A Brief History of Latin Jazz

A Look at The Roots, Development, and Pioneers of Afro-Cuban Jazz

Mongo Santamaria Performs in New York
Mongo Santamaria performs during a concert at Central Park circa 1970 in Manhattan, New York. Walter Iooss Jr / Contributor / Getty Images

In general terms, Latin Jazz is a musical label defined by the combination of Jazz with Latin music rhythms. Brazilian Jazz, a style that emerged from the sounds of Bossa Nova thanks to artists like Antonio Carlos Jobim and Joao Gilberto, fits this general concept. However, this introduction to Latin Jazz history deals with the origins and development of the style that has come to define Latin Jazz as a whole: Afro-Cuban Jazz.

Habanera and Early Jazz

Although the foundations of Latin Jazz were consolidated during the 1940s and 1950s, there is evidence about the inclusion of Afro-Cuban sounds into early Jazz. To this regard, Jazz pioneer Jelly Roll Morton used the term Latin tinge to make a reference to the rhythm that characterized some of the Jazz that was played in New Orleans at the beginning of the 20th century.

This Latin tinge was a direct reference to the influence that the Cuban Habanera, a genre that was popular in the dance halls of Cuba at the end of the 19th century, had in the making of some of the local Jazz expressions that were produced in New Orleans. Along those lines, the proximity between New Orleans and Havana also allowed Cuban musicians to borrow elements from the early American Jazz.

Mario Bauza and Dizzy Gillespie

Mario Bauza was a talented trumpeter from Cuba who moved to New York in 1930. He brought with him a solid knowledge of Cuban music and a big interest for American Jazz. When he arrived in the Big Apple, he joined the big band movement playing with the bands of Chick Webb and Cab Calloway.

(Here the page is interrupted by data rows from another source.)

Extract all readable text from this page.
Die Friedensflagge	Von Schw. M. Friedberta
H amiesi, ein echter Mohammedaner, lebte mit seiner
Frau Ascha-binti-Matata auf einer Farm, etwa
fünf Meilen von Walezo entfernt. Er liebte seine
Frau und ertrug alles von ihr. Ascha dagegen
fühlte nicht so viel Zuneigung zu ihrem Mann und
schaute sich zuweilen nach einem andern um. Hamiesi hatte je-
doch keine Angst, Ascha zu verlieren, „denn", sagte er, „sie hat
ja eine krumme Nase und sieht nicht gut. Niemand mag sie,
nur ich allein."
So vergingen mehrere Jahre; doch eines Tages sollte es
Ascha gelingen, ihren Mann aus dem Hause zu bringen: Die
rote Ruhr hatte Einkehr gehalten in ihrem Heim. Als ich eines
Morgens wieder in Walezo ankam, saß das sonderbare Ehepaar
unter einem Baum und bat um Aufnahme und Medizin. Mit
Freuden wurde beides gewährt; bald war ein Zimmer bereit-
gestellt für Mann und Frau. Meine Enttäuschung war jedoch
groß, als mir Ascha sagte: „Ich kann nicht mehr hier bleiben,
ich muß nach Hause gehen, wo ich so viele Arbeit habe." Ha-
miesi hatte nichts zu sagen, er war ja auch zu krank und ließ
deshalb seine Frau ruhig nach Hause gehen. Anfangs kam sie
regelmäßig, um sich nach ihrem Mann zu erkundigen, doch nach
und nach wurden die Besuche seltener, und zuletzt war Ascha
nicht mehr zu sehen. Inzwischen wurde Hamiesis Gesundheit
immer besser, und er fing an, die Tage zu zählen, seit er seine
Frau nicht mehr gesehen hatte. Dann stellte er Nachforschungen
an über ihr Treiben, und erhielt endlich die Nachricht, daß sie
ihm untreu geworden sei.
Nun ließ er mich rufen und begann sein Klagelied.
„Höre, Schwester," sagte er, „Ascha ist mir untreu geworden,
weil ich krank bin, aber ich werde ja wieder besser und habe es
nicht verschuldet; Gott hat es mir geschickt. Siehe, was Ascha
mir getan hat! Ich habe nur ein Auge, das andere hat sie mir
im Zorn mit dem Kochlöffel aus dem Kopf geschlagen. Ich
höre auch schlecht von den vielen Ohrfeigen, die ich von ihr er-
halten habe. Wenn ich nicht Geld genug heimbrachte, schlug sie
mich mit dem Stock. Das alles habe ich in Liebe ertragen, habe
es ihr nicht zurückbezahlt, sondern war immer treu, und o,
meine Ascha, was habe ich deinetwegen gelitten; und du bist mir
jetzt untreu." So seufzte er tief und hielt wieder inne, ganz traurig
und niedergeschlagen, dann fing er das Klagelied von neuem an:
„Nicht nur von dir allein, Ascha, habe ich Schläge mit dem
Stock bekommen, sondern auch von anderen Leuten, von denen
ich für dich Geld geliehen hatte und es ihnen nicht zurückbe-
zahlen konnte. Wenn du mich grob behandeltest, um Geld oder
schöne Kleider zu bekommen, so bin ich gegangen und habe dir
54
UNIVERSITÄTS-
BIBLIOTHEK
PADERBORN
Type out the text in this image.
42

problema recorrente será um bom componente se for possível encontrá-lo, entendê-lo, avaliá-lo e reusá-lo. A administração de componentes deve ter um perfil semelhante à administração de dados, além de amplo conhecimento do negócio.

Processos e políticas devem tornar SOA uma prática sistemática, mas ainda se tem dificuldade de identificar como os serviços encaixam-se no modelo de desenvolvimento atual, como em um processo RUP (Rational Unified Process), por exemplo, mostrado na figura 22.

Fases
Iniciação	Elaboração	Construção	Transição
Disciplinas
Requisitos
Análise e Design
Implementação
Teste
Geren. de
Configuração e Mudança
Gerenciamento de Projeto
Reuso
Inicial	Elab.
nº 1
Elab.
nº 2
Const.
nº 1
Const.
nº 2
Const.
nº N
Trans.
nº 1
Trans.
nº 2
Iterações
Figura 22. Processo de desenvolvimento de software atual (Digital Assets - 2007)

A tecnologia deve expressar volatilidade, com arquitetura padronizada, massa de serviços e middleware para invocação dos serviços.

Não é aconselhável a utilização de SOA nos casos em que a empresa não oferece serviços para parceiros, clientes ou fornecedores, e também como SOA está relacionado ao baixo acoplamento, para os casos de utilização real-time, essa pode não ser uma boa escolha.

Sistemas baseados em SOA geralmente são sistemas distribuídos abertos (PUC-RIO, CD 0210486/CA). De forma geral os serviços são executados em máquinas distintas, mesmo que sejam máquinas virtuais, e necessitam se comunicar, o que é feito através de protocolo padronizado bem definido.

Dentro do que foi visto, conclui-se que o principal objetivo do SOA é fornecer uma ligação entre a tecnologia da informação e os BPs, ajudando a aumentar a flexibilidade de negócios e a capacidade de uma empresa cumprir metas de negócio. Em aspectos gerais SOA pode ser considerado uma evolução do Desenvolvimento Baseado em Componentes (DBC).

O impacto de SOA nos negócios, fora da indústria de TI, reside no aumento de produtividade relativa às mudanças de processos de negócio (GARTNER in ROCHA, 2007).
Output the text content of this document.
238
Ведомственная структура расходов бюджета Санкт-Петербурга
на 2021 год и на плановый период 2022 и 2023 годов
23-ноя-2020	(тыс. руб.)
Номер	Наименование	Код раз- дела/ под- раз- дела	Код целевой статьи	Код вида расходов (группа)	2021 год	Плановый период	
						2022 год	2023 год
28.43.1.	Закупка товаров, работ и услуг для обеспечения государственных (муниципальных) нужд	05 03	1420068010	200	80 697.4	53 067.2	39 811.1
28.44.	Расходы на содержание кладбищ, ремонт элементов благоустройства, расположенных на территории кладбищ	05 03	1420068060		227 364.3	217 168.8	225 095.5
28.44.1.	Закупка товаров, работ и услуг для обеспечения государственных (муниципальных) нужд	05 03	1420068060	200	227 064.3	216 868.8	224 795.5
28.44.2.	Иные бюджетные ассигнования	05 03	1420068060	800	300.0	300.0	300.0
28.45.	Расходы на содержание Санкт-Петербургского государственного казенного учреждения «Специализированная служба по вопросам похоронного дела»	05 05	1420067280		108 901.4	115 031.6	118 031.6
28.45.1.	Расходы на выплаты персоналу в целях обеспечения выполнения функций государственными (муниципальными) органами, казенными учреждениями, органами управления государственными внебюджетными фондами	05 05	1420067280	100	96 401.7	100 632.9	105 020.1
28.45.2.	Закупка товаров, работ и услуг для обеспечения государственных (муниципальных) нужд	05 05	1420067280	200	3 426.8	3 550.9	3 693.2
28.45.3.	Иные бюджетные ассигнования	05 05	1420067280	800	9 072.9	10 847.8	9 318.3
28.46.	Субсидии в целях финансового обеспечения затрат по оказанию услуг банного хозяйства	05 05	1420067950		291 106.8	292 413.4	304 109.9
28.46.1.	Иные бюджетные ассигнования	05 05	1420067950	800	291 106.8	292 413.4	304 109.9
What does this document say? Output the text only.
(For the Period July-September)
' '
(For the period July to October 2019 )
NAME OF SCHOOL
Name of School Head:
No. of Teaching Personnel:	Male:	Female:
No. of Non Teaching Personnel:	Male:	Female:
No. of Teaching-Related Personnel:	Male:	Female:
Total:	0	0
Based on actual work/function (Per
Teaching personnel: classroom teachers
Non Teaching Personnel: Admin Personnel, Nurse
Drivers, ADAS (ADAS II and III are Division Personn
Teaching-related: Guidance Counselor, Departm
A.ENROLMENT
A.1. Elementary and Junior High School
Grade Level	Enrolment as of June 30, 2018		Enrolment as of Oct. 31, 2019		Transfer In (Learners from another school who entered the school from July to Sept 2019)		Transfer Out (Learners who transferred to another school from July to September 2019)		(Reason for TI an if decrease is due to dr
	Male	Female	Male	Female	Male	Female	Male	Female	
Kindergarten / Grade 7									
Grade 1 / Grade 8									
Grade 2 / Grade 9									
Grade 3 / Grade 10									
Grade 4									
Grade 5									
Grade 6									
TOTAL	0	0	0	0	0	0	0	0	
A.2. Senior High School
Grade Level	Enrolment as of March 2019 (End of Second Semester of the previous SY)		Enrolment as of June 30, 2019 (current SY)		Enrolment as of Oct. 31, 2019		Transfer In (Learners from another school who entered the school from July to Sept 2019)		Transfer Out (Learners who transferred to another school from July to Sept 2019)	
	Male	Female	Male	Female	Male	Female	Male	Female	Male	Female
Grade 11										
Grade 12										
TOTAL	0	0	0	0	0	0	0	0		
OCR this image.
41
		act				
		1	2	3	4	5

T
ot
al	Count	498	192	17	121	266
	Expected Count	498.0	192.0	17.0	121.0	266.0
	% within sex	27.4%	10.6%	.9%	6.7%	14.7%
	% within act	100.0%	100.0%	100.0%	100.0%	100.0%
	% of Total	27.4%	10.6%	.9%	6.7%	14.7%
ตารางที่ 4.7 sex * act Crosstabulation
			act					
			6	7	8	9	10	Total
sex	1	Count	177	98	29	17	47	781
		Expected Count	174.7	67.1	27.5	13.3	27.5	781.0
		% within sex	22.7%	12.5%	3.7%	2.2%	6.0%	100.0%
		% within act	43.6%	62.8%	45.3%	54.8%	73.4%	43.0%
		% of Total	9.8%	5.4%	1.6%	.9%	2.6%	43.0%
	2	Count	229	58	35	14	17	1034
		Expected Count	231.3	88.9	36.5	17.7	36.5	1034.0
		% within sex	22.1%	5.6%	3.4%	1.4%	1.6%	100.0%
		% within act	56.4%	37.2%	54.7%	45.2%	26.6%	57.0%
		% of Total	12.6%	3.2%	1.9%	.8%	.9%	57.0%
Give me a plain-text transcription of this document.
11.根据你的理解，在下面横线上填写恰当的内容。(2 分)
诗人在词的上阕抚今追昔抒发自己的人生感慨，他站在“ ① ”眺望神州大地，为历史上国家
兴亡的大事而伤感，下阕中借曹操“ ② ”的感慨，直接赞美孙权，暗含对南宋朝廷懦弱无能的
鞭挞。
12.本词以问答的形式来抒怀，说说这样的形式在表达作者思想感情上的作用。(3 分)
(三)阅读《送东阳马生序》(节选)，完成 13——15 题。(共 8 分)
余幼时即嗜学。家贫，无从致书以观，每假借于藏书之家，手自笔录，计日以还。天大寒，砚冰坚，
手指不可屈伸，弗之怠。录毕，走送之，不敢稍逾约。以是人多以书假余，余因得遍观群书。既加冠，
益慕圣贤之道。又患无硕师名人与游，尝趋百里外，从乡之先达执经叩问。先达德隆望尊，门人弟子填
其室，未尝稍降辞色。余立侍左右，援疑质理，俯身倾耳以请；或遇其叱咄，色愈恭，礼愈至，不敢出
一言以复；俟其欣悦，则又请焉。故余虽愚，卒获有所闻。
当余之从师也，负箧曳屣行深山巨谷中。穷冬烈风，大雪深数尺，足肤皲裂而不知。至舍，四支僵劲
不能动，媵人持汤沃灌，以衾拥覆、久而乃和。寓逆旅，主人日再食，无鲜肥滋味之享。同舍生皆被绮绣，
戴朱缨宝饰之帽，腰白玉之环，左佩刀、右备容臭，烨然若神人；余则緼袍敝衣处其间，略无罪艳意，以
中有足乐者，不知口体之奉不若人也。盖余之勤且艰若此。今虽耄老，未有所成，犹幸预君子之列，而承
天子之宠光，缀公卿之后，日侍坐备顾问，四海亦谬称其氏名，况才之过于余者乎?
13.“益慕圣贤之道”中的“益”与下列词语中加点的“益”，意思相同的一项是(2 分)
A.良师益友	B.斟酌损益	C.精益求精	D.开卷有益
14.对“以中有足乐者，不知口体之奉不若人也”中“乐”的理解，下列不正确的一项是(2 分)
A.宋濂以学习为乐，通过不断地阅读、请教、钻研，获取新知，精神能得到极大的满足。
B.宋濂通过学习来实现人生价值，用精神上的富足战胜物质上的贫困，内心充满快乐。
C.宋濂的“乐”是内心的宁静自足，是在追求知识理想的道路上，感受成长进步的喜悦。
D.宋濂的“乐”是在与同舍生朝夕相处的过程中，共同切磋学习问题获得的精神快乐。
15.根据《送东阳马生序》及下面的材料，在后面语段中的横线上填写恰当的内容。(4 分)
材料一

In 1941, Mario Bauza left Cab Calloway's orchestra to join the band of Machito and the Afro-Cubans. Acting as the music director of Machito's band, in 1943 Mario Bauza wrote the song "Tanga," a single considered by many the first Latin Jazz track in history.

When he was playing for the bands of Chick Webb and Cab Calloway, Mario Bauza had the opportunity to meet a young trumpeter named Dizzy Gillespie. They not only forged a lifelong friendship but also influenced each other's music. Thanks to Mario Bauza, Dizzy Gillespie developed a taste for Afro-Cuban music, which he successfully incorporated into jazz. In fact, it was Mario Bauza who introduced the Cuban percussionist Luciano Chano Pozo to Dizzy Gillespie. Together, Dizzy and Chano Pozo wrote some of the most iconic Latin Jazz tracks in history including the legendary song "Manteca".

The Mambo Years and Beyond

By the beginning of the 1950s, Mambo had taken the world by storm and Latin Jazz was enjoying new levels of popularity. This new popularity was the result of the music produced by artists like Tito Puente, Cal Tjader, Mongo Santamaria, and Israel 'Cachao' Lopez.

During the 1960s, when Mambo was being abandoned in favor of a new musical mix named Salsa, the Latin Jazz movement was influenced by different artists who moved between the emerging genre and Jazz. Some of the biggest names include different artists from New York such as pianist Eddie Palmieri and percussionist Ray Barreto, who later played a major role with the legendary Salsa band Fania All Stars.

Up to the 1970s, Latin Jazz was mainly shaped in the US. However, back in 1972 in Cuba a talented pianist named Chucho Valdes founded a band named Irakere, which added a Funky beat to traditional Latin Jazz changing forever the sounds of this genre.

For the past decades, Latin Jazz has continued to thrive as a more global phenomenon that has incorporated all kinds of elements from the Latin music world. Some of today's most famous Latin Jazz artists include well-established artists such as Chucho Valdes, Paquito D'Rivera, Eddie Palmieri, Poncho Sanchez and Arturo Sandoval, and a whole new generation of stars like Danilo Perez and David Sanchez. Latin Jazz is a never ending business.